El tercer elemento, no menor en importancia por ser el último en la lista, dice relación con la facultad del concejo para remover al administrador municipal, en caso de existir el cargo, sin expresión de causa. Esta prerrogativa, se encuentra íntimamente ligada con las obligaciones que impone la ley, fiscalizar los actos del alcalde y hacer efectivos los derechos de la ciudadanía pero más relevante aún es que entrega una herramienta sancionatoria para el Concejo quien puede prescindir de un administrador municipal que no ha cumplido con prolijidad sus funciones o a resultado negligente en el ejercicio de su cargo. Liberando de esta forma la carga pecuniaria que tal cargo conlleva. Y, de certificarse que el administrador no ha rendido eficientemente su cargo o ha abandonado las obligaciones que se le impusieron al inicio de su gestión, en concordancia con lo que señala la ley, se pueden iniciar acciones si ha incurrido en alguna causal que configure notable abandono de deberes.

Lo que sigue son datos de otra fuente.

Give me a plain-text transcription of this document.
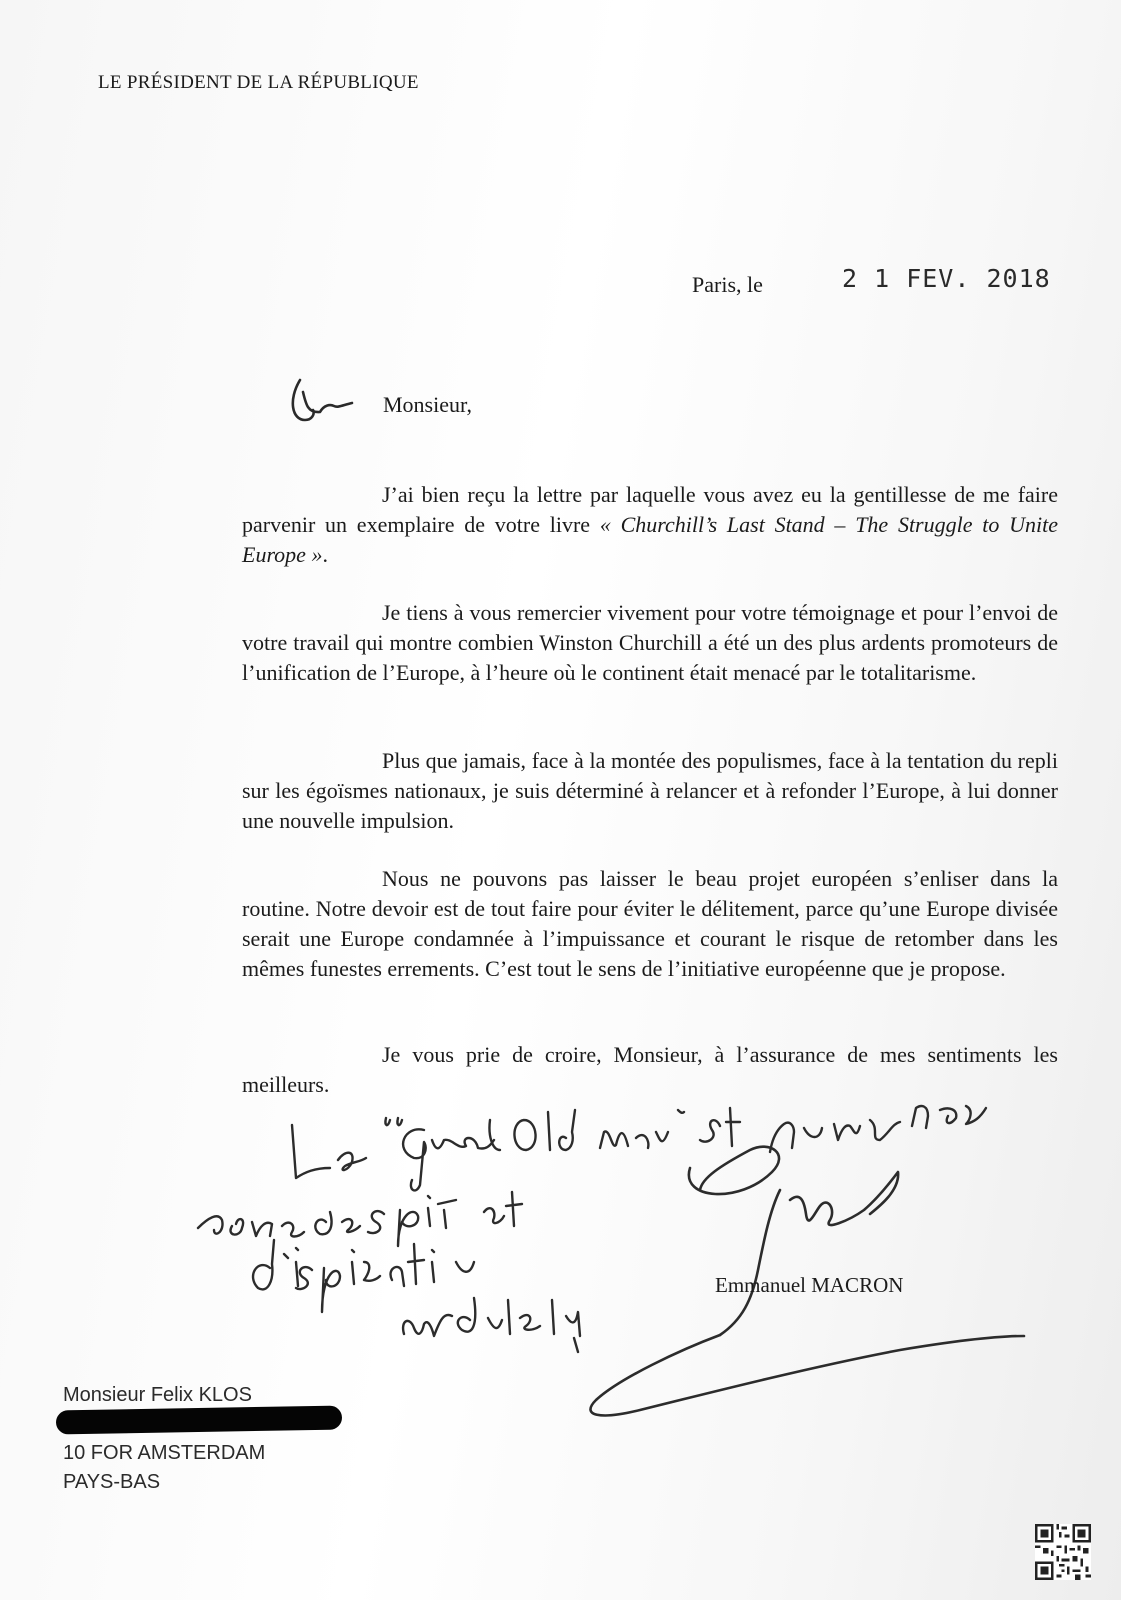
LE PRÉSIDENT DE LA RÉPUBLIQUE
Paris, le	2 1 FEV. 2018
Monsieur,

J’ai bien reçu la lettre par laquelle vous avez eu la gentillesse de me faire parvenir un exemplaire de votre livre « Churchill’s Last Stand – The Struggle to Unite Europe ».

Je tiens à vous remercier vivement pour votre témoignage et pour l’envoi de votre travail qui montre combien Winston Churchill a été un des plus ardents promoteurs de l’unification de l’Europe, à l’heure où le continent était menacé par le totalitarisme.

Plus que jamais, face à la montée des populismes, face à la tentation du repli sur les égoïsmes nationaux, je suis déterminé à relancer et à refonder l’Europe, à lui donner une nouvelle impulsion.

Nous ne pouvons pas laisser le beau projet européen s’enliser dans la routine. Notre devoir est de tout faire pour éviter le délitement, parce qu’une Europe divisée serait une Europe condamnée à l’impuissance et courant le risque de retomber dans les mêmes funestes errements. C’est tout le sens de l’initiative européenne que je propose.

Je vous prie de croire, Monsieur, à l’assurance de mes sentiments les meilleurs.

Emmanuel MACRON
Monsieur Felix KLOS
10 FOR AMSTERDAM
PAYS-BAS
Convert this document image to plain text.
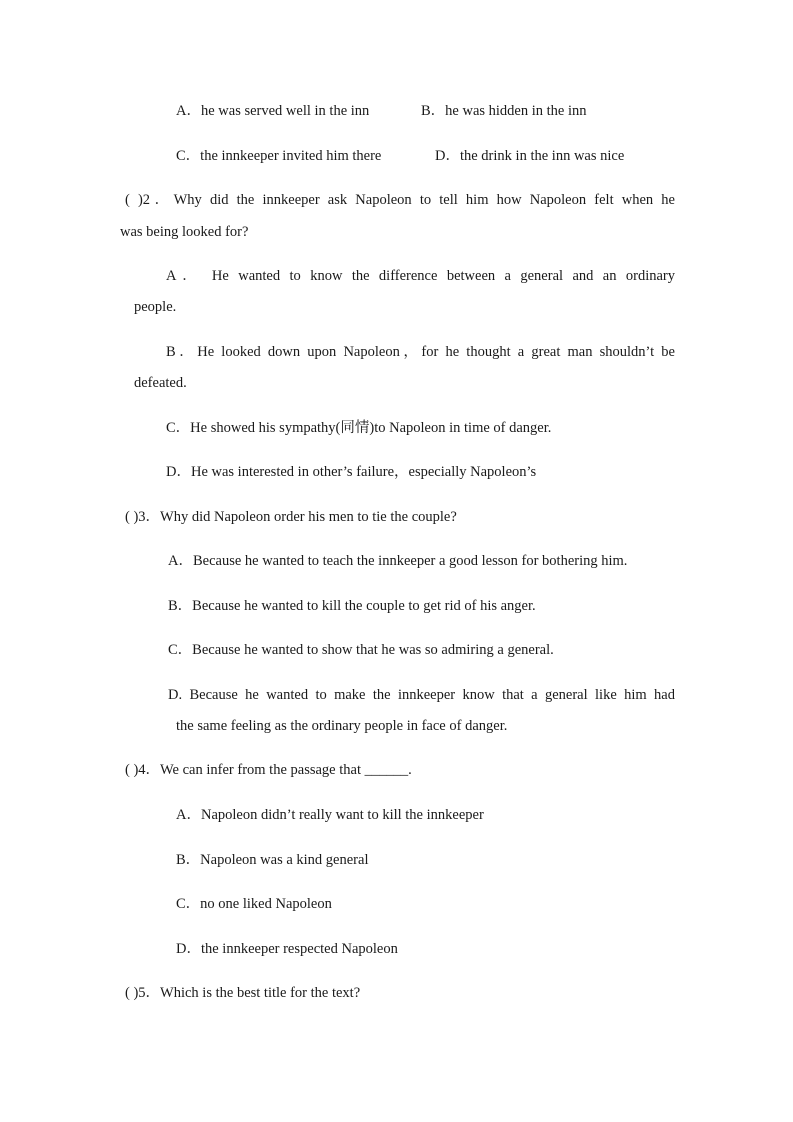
A．he was served well in the inn	B．he was hidden in the inn
C．the innkeeper invited him there	D．the drink in the inn was nice
( )2．Why did the innkeeper ask Napoleon to tell him how Napoleon felt when he
was being looked for?
A． He wanted to know the difference between a general and an ordinary
people.
B．He looked down upon Napoleon，for he thought a great man shouldn’t be
defeated.
C．He showed his sympathy(同情)to Napoleon in time of danger.
D．He was interested in other’s failure，especially Napoleon’s
( )3．Why did Napoleon order his men to tie the couple?
A．Because he wanted to teach the innkeeper a good lesson for bothering him.
B．Because he wanted to kill the couple to get rid of his anger.
C．Because he wanted to show that he was so admiring a general.
D. Because he wanted to make the innkeeper know that a general like him had
the same feeling as the ordinary people in face of danger.
( )4．We can infer from the passage that ______.
A．Napoleon didn’t really want to kill the innkeeper
B．Napoleon was a kind general
C．no one liked Napoleon
D．the innkeeper respected Napoleon
( )5．Which is the best title for the text?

Al respecto, debemos observar otro aspecto relevante del artículo 30 de la ley 18.695, que establece: “El administrador municipal será el colaborador directo del alcalde en las tareas de coordinación y gestión permanente del municipio…ejercerá las atribuciones que señale el reglamento municipal y las que le delegue el alcalde”.

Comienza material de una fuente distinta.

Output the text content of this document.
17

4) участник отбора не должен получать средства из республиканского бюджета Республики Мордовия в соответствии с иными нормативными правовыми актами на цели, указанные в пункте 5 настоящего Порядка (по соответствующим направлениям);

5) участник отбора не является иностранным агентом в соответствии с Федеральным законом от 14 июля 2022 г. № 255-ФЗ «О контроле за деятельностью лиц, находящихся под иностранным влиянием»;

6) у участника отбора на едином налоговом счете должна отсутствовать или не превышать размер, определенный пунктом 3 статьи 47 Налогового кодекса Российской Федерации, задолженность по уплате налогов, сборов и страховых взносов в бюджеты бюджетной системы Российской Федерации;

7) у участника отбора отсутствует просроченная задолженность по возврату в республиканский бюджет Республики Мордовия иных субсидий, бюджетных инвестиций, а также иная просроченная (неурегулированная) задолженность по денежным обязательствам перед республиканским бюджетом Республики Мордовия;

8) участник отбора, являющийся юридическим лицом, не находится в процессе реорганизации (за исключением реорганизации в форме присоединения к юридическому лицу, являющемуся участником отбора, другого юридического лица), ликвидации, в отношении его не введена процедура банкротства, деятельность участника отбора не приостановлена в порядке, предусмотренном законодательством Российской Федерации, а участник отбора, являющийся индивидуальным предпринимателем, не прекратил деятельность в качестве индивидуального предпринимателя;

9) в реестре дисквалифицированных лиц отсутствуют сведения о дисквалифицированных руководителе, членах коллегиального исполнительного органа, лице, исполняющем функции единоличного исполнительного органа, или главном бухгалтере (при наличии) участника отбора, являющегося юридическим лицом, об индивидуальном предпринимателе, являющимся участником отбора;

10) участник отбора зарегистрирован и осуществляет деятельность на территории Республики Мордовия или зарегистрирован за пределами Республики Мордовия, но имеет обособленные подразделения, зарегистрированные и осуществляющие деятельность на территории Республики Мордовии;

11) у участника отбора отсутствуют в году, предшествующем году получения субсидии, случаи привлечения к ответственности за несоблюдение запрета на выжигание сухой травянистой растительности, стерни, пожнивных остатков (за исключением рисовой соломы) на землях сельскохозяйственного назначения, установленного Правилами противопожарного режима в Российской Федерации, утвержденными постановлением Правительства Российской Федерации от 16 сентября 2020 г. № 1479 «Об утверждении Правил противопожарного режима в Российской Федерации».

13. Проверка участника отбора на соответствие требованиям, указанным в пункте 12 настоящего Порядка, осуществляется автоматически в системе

¿Qué se espera entonces de un colaborador directo? Ante un hecho notorio como lo es la deuda previsional que generó el municipio de Loncoche, superior a los $1.200.000.000 como consecuencia y producto del despido injustificado efectuado bajo el mando del alcalde Pineda Ruiz, como consta de sentencia Rol O-4-2022, del Juzgado de Letras de Loncoche, que acogió la demanda de despido injustificado, nulidad del despido y cobro de prestaciones laborales adeudadas deducida en contra de la Municipalidad de Loncoche.   En este orden de ideas, la conducta o talentos que la ciudadanía espera de un individuo que ostenta un cargo de tanta confianza es que cumpla con las expectativas del puesto. Ante la situación precedente que afectará durante mucho tiempo el patrimonio municipal, no existió lógica, experiencia ni conocimiento de antecedentes tan simples y conocidos en la legislación laboral que daban cuenta de jurisprudencia que sostiene que una relación a honorarios que dure más de 5 años se transforma o adquiere para el trabajador todos los beneficios de una relación bajo un contrato de trabajo.

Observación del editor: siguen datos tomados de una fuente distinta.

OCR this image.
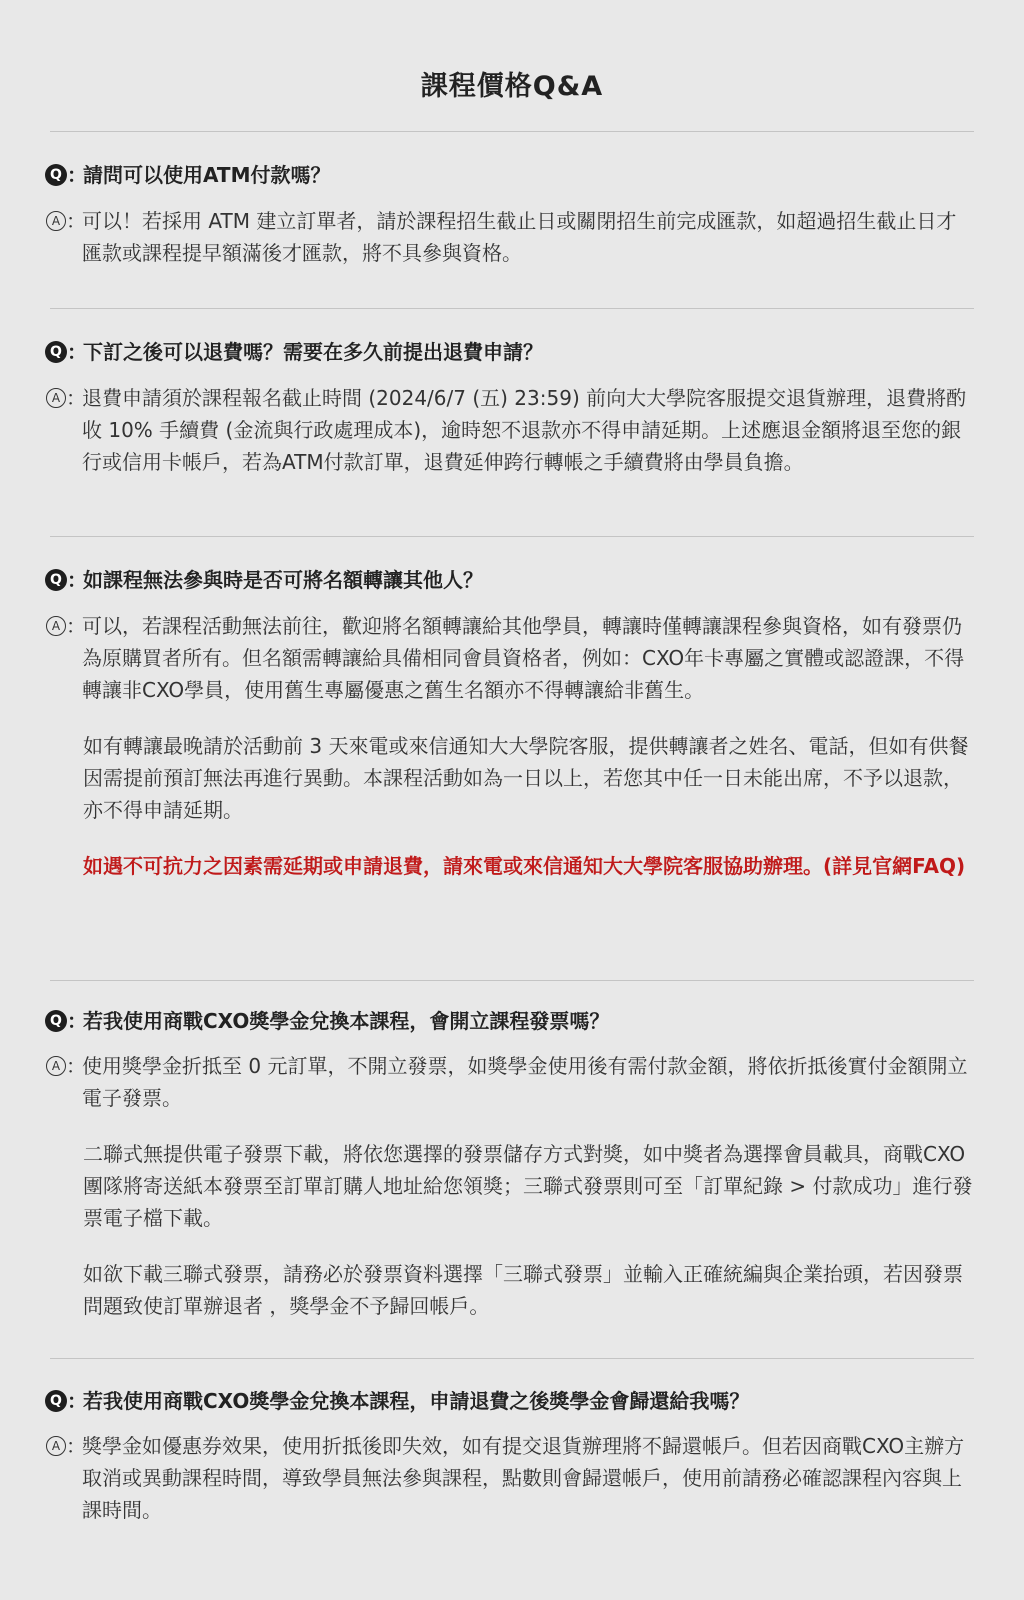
課程價格Q&A
Q ：
請問可以使用ATM付款嗎？
A ：
可以！若採用 ATM 建立訂單者，請於課程招生截止日或關閉招生前完成匯款，如超過招生截止日才匯款或課程提早額滿後才匯款，將不具參與資格。
Q ：
下訂之後可以退費嗎？需要在多久前提出退費申請？
A ：
退費申請須於課程報名截止時間 (2024/6/7 (五) 23:59) 前向大大學院客服提交退貨辦理，退費將酌收 10% 手續費 (金流與行政處理成本)，逾時恕不退款亦不得申請延期。上述應退金額將退至您的銀行或信用卡帳戶，若為ATM付款訂單，退費延伸跨行轉帳之手續費將由學員負擔。
Q ：
如課程無法參與時是否可將名額轉讓其他人？
A ：
可以，若課程活動無法前往，歡迎將名額轉讓給其他學員，轉讓時僅轉讓課程參與資格，如有發票仍為原購買者所有。但名額需轉讓給具備相同會員資格者，例如：CXO年卡專屬之實體或認證課，不得轉讓非CXO學員，使用舊生專屬優惠之舊生名額亦不得轉讓給非舊生。
如有轉讓最晚請於活動前 3 天來電或來信通知大大學院客服，提供轉讓者之姓名、電話，但如有供餐因需提前預訂無法再進行異動。本課程活動如為一日以上，若您其中任一日未能出席，不予以退款，亦不得申請延期。
如遇不可抗力之因素需延期或申請退費，請來電或來信通知大大學院客服協助辦理。(詳見官網FAQ)
Q ：
若我使用商戰CXO獎學金兌換本課程，會開立課程發票嗎？
A ：
使用獎學金折抵至 0 元訂單，不開立發票，如獎學金使用後有需付款金額，將依折抵後實付金額開立電子發票。
二聯式無提供電子發票下載，將依您選擇的發票儲存方式對獎，如中獎者為選擇會員載具，商戰CXO團隊將寄送紙本發票至訂單訂購人地址給您領獎；三聯式發票則可至「訂單紀錄 > 付款成功」進行發票電子檔下載。
如欲下載三聯式發票，請務必於發票資料選擇「三聯式發票」並輸入正確統編與企業抬頭，若因發票問題致使訂單辦退者 ，獎學金不予歸回帳戶。
Q ：
若我使用商戰CXO獎學金兌換本課程，申請退費之後獎學金會歸還給我嗎？
A ：
獎學金如優惠券效果，使用折抵後即失效，如有提交退貨辦理將不歸還帳戶。但若因商戰CXO主辦方取消或異動課程時間，導致學員無法參與課程，點數則會歸還帳戶，使用前請務必確認課程內容與上課時間。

La pregunta es, conociendo ahora el concejo las atribuciones que en sus manos deposita la ley, ¿será capaz de demostrar su valor, la preminencia del interés general, el de la ciudadanía, o continuará avalando la labor de un administrador municipal que solo es nulo aporte a la administración local? Parece que la respuesta apunta a un desconocimiento normativo de la ley que deben conocer. La visión del cargo de administrador municipal alejado de las exigencia dentro del esquema municipal, es sinónimo de una situación que se aleja de la costumbre de la gran mayoría de los alcaldes. Pero en el caso de Loncoche, ¿qué sucederá finalmente? Se cuestionará el concejo municipal este aspecto y en caso de sopesarlo y someterlo a votación,  continuarán con el aburrido juego de 3 a 3, esto es, tres concejales estarán a favor y tres en contra. Como sea, es de esperar que los futuros concejales se dignen leer la ley 18.695 Orgánica de Municipalidades, generen un ejercicio del cargo de forma ética y un uso eficiente y responsable de las potestades y deberes que les entrega la Constitución y la ley.

Parece, como expresa el viejo adagio, que la ignorancia es la madre de todos los males.

GLORIA SAGUA P.

Abogada- Post. Magister Derecho Público.